Switch to... One treat at a time. I'm indulging in grilled cheese, so I'll trade the fries for a salad.

Here's How: "The thought pattern is, I've already blown it for today, so I might as well keep going," says Janet Polivy, PhD, a psychology professor at the University of Toronto. She calls it the "what the hell" effect and says it causes people to devour so much food that they feel they'll never get back on track. To prevent this scenario from playing over and over, Polivy says, you have to redefine your idea of healthy eating. Allow yourself the occasional treat, as long as it's accompanied by smarter food choices like fresh fruit and vegetables. At roughly 500 calories, one melted cheddar on rye a week should hardly make you fat. Habitually tacking on a large order of fries, however, might.

Old loop: I'll just have this one cookie


Switch to... If I can't stop at one or two cookies, I shouldn't have any at all.

Here's How: We stand by the above tip that it's okay to eat your favorite foods, provided you're the type who can stop after a small amount. "One cookie could turn into 1,000 calories or more if you proceed to eat the whole bag," warns Stephen Gullo, PhD, president of the Institute for Health and Weight Sciences. He suggests that you take a step back and honestly assess how you've reacted to your favorite foods in the past. You may discover that chocolate chip cookies trigger uncontrollable cravings but one square of dark chocolate appeases your sweet tooth quite nicely.

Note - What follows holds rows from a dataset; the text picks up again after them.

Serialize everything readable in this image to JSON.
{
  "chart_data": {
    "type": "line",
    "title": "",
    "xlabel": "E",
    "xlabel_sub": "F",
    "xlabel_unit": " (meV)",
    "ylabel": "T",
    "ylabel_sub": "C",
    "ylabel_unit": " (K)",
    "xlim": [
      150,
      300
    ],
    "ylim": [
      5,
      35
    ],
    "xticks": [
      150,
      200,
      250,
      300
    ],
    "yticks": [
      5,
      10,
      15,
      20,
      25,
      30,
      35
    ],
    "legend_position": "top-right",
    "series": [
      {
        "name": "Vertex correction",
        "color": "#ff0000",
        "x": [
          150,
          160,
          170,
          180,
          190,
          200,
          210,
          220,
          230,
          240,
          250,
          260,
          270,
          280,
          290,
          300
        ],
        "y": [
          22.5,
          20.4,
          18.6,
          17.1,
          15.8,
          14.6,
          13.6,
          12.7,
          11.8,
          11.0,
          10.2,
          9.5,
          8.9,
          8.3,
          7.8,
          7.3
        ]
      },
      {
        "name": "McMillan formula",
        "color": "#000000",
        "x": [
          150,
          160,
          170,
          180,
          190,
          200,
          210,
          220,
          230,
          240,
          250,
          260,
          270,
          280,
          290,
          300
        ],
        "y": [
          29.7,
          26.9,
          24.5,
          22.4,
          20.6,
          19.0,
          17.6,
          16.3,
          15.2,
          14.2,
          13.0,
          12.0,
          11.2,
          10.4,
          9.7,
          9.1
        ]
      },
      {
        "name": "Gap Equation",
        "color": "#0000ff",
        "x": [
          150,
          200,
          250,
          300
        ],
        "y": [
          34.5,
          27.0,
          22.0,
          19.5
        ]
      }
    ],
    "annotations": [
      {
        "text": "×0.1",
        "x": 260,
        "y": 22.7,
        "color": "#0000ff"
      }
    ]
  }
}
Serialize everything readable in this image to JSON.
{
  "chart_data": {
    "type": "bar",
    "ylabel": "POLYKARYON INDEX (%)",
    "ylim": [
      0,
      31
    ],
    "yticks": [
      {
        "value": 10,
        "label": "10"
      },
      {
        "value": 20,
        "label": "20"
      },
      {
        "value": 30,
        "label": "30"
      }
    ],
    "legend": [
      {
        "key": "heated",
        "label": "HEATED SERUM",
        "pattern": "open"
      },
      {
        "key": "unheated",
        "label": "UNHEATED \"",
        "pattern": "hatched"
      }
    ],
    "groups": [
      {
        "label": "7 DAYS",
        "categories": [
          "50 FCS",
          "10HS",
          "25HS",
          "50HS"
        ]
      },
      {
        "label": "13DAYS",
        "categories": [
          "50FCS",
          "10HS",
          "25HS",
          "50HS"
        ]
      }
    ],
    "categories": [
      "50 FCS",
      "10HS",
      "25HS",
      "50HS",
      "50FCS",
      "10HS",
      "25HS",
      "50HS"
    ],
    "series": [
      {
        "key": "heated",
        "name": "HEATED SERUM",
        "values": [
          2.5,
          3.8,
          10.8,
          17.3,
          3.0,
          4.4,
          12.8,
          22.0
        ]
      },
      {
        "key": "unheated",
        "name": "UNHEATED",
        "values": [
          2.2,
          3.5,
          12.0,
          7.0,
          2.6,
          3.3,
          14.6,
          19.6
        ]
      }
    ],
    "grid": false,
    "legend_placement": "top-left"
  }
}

Old loop: My husband says I look fat, so I guess I should start exercising


Switch to... I want to get in shape for myself, not for him.

Here's How: Whether or not you need to shed a few pounds, acting in response to someone else's hurtful remarks will breed self-doubt and lower your self-esteem, says Marlene Schwartz, PhD, codirector of the Yale Center for Eating and Weight Disorders in New Haven, Connecticut. To reset your weight loss goals so they revolve solely around you, sit down and figure out how you could benefit from changing your lifestyle. (Writing your thoughts out on paper might help.) If you identify areas that need improvement, talk to your spouse about how he can play a part: Plan low-fat weekly menus together in lieu of eating out, or take walks after dinner instead of watching TV. Alternatively, if you're exercising, eating right, and feeling pretty healthy the way you are, Schwartz says, "tell him that this is his problem, not yours."